Location: Crop Germplasm Research2013 Annual Report
1a. Objectives (from AD-416):
The objective of this cooperative research project is to advance cotton genomics by developing the resources for the genome sequence of the Upland cotton (Gossypium hirsutum) genetic standard, TM-1.
1b. Approach (from AD-416):
Large DNA-insert BAC libraries of the highly inbred genetic standard, TM-1, will be constructed and assembled into contigs to create a physical map. Minimum tiling path (MTP) BAC clones from selected contigs will be sequenced, and the assembled and annotated data will provide the complete cotton genome sequence with the gene content and distribution.
3. Progress Report:
The goal of this project is to develop resources for genome sequencing of the Gossypium hirsutum cotton standard, TM-1, and to sequence this genetic standard for enhanced cotton improvement.

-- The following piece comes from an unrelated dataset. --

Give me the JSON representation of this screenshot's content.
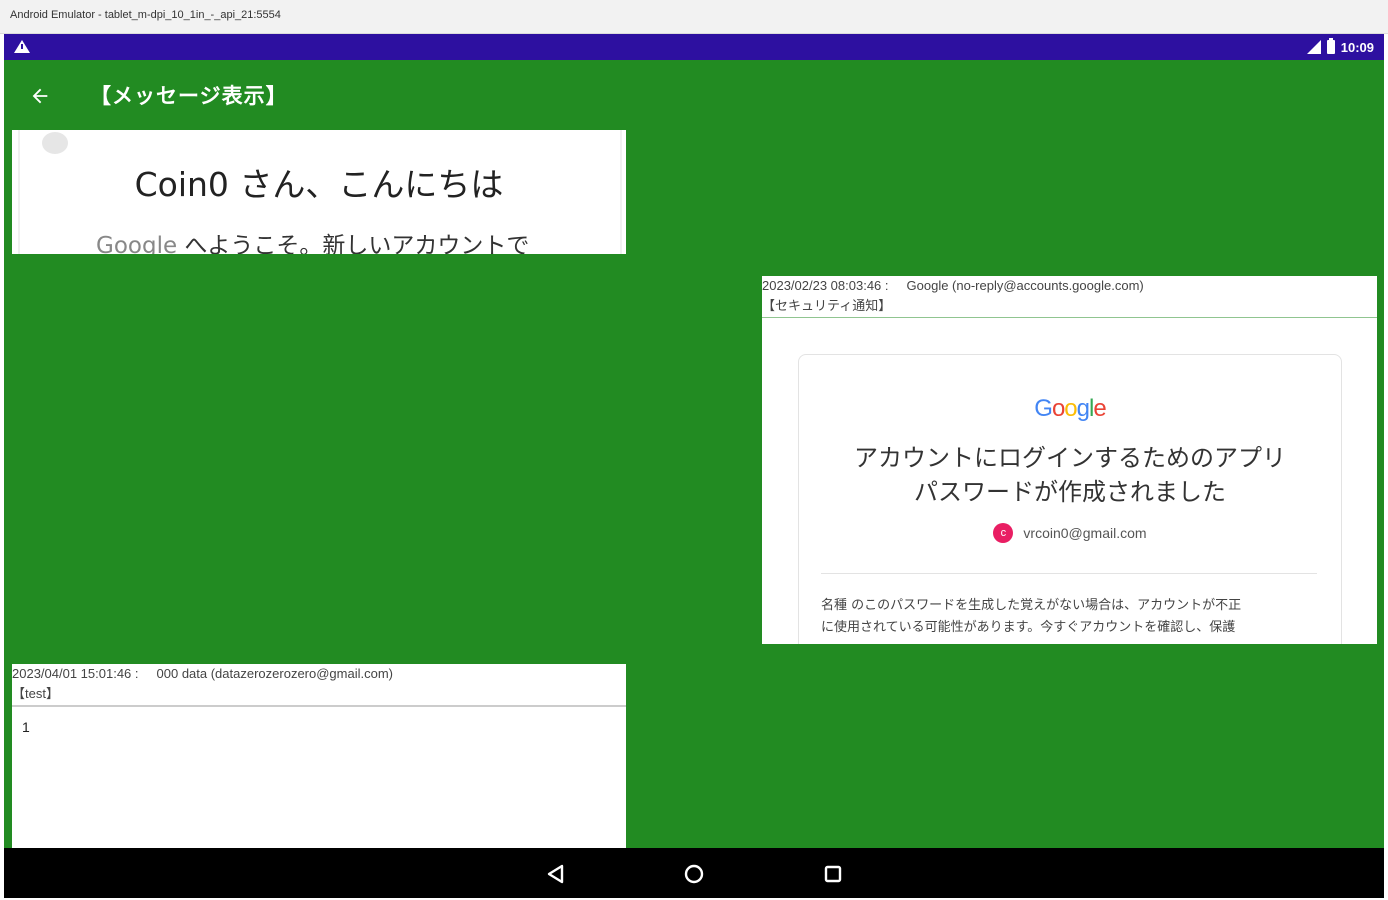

Work in FY 2013 focused on finalization of data analysis and interpretation. Over the life of this project, ARS scientists and their collaborators made major progress in sequence analysis and validation of 362 large-insert MTP BAC clones selected from chromosomes 12 and 26 of the AD1 (Gossypium hirsutum) Upland cotton genome. The work accomplished structural, functional, evolutionary, and comparative analyses of about 28 million base pairs (Mb); and assembled nuclear DNA sequence data, including sequence-based markers and repeat DNA elements. Detailed annotation of the sequence data revealed the genome complexity of Upland cotton and identified 1,070 important genes of interest. The most significant accomplishment of the project was the sequencing and analysis of a D-genome cotton diploid species, G. raimondii. The progenitor of G. raimondii is considered to be the contributor of the D-subgenome of the economically important fiber-producing tetraploid cotton species, G. hirsutum and G. barbadense. The sequence data were analyzed in detail for structural, functional, and comparative genomics to reveal genome complexity and to identify 40,976 protein-coding genes. Scientifically significant discoveries were submitted for publication in prestigious journals. The cotton genome sequence data were released worldwide via global community databases, including GenBank and CottonGen. The DNA sequence information developed from the AD1 tetraploid chromosomes, as well as from the probable D subgenome progenitor, will provide foundational data and direction to ongoing efforts to sequence the entire genome of the Upland cotton genome G. hirsutum. Exploitation of the knowledge gained through detailed sequencing and definition of the cotton genome will greatly facilitate development of new, more productive, and environmentally adapted cotton varieties for use by U.S. cotton farmers.